Tom Smart, Deseret Morning News
Utah's Derek Fisher drives on Spurs' Tim Duncan during Jazz defeat in Game 5 of the NBA Western Conference Finals Wednesday night.

SAN ANTONIO — While he and his family were on the plane from New York City to San Antonio Wednesday night, the pilots gave Derek Fisher an update on the first quarter of the game his team was playing.

The Jazz were being trounced by what Spurs guard Tony Parker called maybe the best first quarter his team had had since he joined it in 2001. The Spurs took a 34-15 first-quarter lead and parlayed it into a 109-84 victory in Game 5 of the Western Conference Finals at AT&T Center to end Utah's season.

Fisher's team was almost eliminated before he got there Wednesday, and there would be little chance for him to make the kind of inspirational entrance he had against Golden State in Game 2 of the conference semifinals. That time, he forced a Golden State turnover that helped put the game into overtime, and his 3-pointer was the eventual game-winner three weeks ago, after he'd traveled back to Salt Lake following his baby daughter's surgical treatment in New York for a rare form of eye cancer.

Wednesday he had a similar day, with 11-month-old Tatum, one of the Fisher twins, receiving a similar treatment in New York, a treatment in which chemotherapy is injected directly into the tumor in the eye because she is too young to undergo conventional chemotherapy.

"She's doing well," Fisher reported about Tatum "We had a successful treatment this morning, as far as we can tell at this point, and we're kind of back to day to day for a few weeks, just watching and monitoring what's going on with her.

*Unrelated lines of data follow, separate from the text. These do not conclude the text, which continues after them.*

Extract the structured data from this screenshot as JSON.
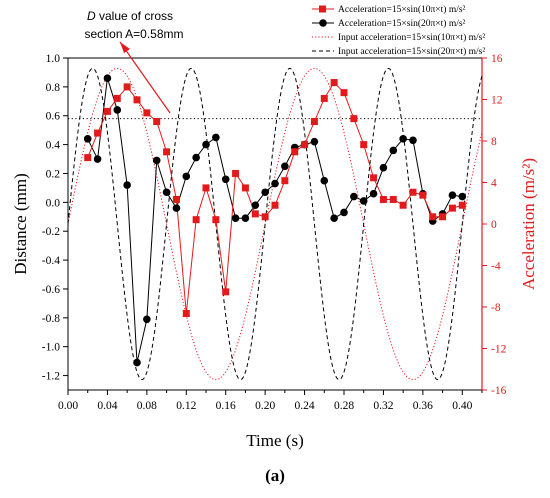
{
  "figure_label": "(a)",
  "colors": {
    "accel_10": "#e31a1c",
    "accel_20": "#000000",
    "input_10": "#e31a1c",
    "input_20": "#000000",
    "threshold": "#000000",
    "right_axis": "#e31a1c",
    "arrow": "#e31a1c"
  },
  "chart_data": {
    "type": "line",
    "xlabel": "Time (s)",
    "ylabel_left": "Distance (mm)",
    "ylabel_right": "Acceleration (m/s²)",
    "xlim": [
      0.0,
      0.42
    ],
    "ylim_left": [
      -1.3,
      1.0
    ],
    "ylim_right": [
      -16,
      16
    ],
    "x_ticks": [
      "0.00",
      "0.04",
      "0.08",
      "0.12",
      "0.16",
      "0.20",
      "0.24",
      "0.28",
      "0.32",
      "0.36",
      "0.40"
    ],
    "y_left_ticks": [
      "1.0",
      "0.8",
      "0.6",
      "0.4",
      "0.2",
      "0.0",
      "-0.2",
      "-0.4",
      "-0.6",
      "-0.8",
      "-1.0",
      "-1.2"
    ],
    "y_right_ticks": [
      "16",
      "12",
      "8",
      "4",
      "0",
      "-4",
      "-8",
      "-12",
      "-16"
    ],
    "annotation": {
      "line1_italic": "D",
      "line1_rest": " value of cross",
      "line2": "section A=0.58mm",
      "threshold_value": 0.58
    },
    "legend": [
      {
        "label": "Acceleration=15×sin(10π×t) m/s²",
        "style": "red-square-line"
      },
      {
        "label": "Acceleration=15×sin(20π×t) m/s²",
        "style": "black-circle-line"
      },
      {
        "label": "Input acceleration=15×sin(10π×t) m/s²",
        "style": "red-dotted"
      },
      {
        "label": "Input acceleration=15×sin(20π×t) m/s²",
        "style": "black-dashed"
      }
    ],
    "series": [
      {
        "name": "Acceleration=15×sin(10π×t) m/s²",
        "axis": "left",
        "x": [
          0.02,
          0.03,
          0.04,
          0.05,
          0.06,
          0.07,
          0.08,
          0.09,
          0.1,
          0.11,
          0.12,
          0.13,
          0.14,
          0.15,
          0.16,
          0.17,
          0.18,
          0.19,
          0.2,
          0.21,
          0.22,
          0.23,
          0.24,
          0.25,
          0.26,
          0.27,
          0.28,
          0.29,
          0.3,
          0.31,
          0.32,
          0.33,
          0.34,
          0.35,
          0.36,
          0.37,
          0.38,
          0.39,
          0.4
        ],
        "y": [
          0.31,
          0.48,
          0.63,
          0.72,
          0.8,
          0.71,
          0.62,
          0.56,
          0.35,
          0.02,
          -0.77,
          -0.12,
          0.1,
          -0.12,
          -0.62,
          0.2,
          0.1,
          -0.08,
          -0.1,
          -0.02,
          0.15,
          0.35,
          0.4,
          0.56,
          0.72,
          0.83,
          0.76,
          0.58,
          0.4,
          0.17,
          0.02,
          0.02,
          -0.02,
          0.07,
          0.05,
          -0.1,
          -0.1,
          -0.04,
          -0.02
        ]
      },
      {
        "name": "Acceleration=15×sin(20π×t) m/s²",
        "axis": "left",
        "x": [
          0.02,
          0.03,
          0.04,
          0.05,
          0.06,
          0.07,
          0.08,
          0.09,
          0.1,
          0.11,
          0.12,
          0.13,
          0.14,
          0.15,
          0.16,
          0.17,
          0.18,
          0.19,
          0.2,
          0.21,
          0.22,
          0.23,
          0.24,
          0.25,
          0.26,
          0.27,
          0.28,
          0.29,
          0.3,
          0.31,
          0.32,
          0.33,
          0.34,
          0.35,
          0.36,
          0.37,
          0.38,
          0.39,
          0.4
        ],
        "y": [
          0.44,
          0.3,
          0.86,
          0.64,
          0.12,
          -1.11,
          -0.81,
          0.29,
          0.07,
          -0.04,
          0.18,
          0.31,
          0.4,
          0.45,
          0.16,
          -0.11,
          -0.11,
          -0.02,
          0.07,
          0.13,
          0.25,
          0.38,
          0.4,
          0.42,
          0.15,
          -0.11,
          -0.07,
          0.04,
          0.01,
          0.06,
          0.24,
          0.36,
          0.44,
          0.43,
          0.06,
          -0.13,
          -0.08,
          0.05,
          0.04
        ]
      },
      {
        "name": "Input acceleration=15×sin(10π×t) m/s²",
        "axis": "right",
        "function": "15*sin(10*pi*t)",
        "x_range": [
          0.0,
          0.42
        ]
      },
      {
        "name": "Input acceleration=15×sin(20π×t) m/s²",
        "axis": "right",
        "function": "15*sin(20*pi*t)",
        "x_range": [
          0.0,
          0.42
        ]
      }
    ]
  }
}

We have a lifelong battle ahead of us, so we're taking things one day at a time.

"She is responding well, and hopefully we can keep going in a positive direction."

Fisher and his family flew from New York to San Antonio after the treatment, which only about 10 other children have had. The disease, Retinoblastoma, can be fatal.

Fisher arrived at the arena at halftime and started the third quarter, but the Jazz were already behind 55-39.

"My guys understand where I was and what I was doing, but I'm disappointed that I couldn't be there at the start," said Fisher.

"Tonight was tough, from an emotional standpoint and a physical standpoint. We've been playing every other day, and then after the game on Monday we took right off and flew to New York and then flying back across the country today, and by the time I get here, our chances of winning the game are slim.

"I know miracles are possible, and I knew that's what we were going to need in order to come back and win this game," Fisher said of his reaction to the tale the pilots told him of Utah's awful first-quarter situation.

But as he made his way from the airport to the arena, he was thinking that if the Jazz could get the lead down to 10 by the beginning of the fourth period, they could extend their season. "That's just the way I believe," he said.

There would be no comeback, but Fisher said he considered the loss to be "the beginning, not the end" for a Jazz team that will contend for years to come, he said.

"We accomplished a great deal for a team with a very young nucleus," Fisher said.

As for himself and his family, they headed back to Salt Lake together Wednesday night and plan to spend several weeks there while his stepson finishes the school season, and they will contend with his daughter's cancer over the summer.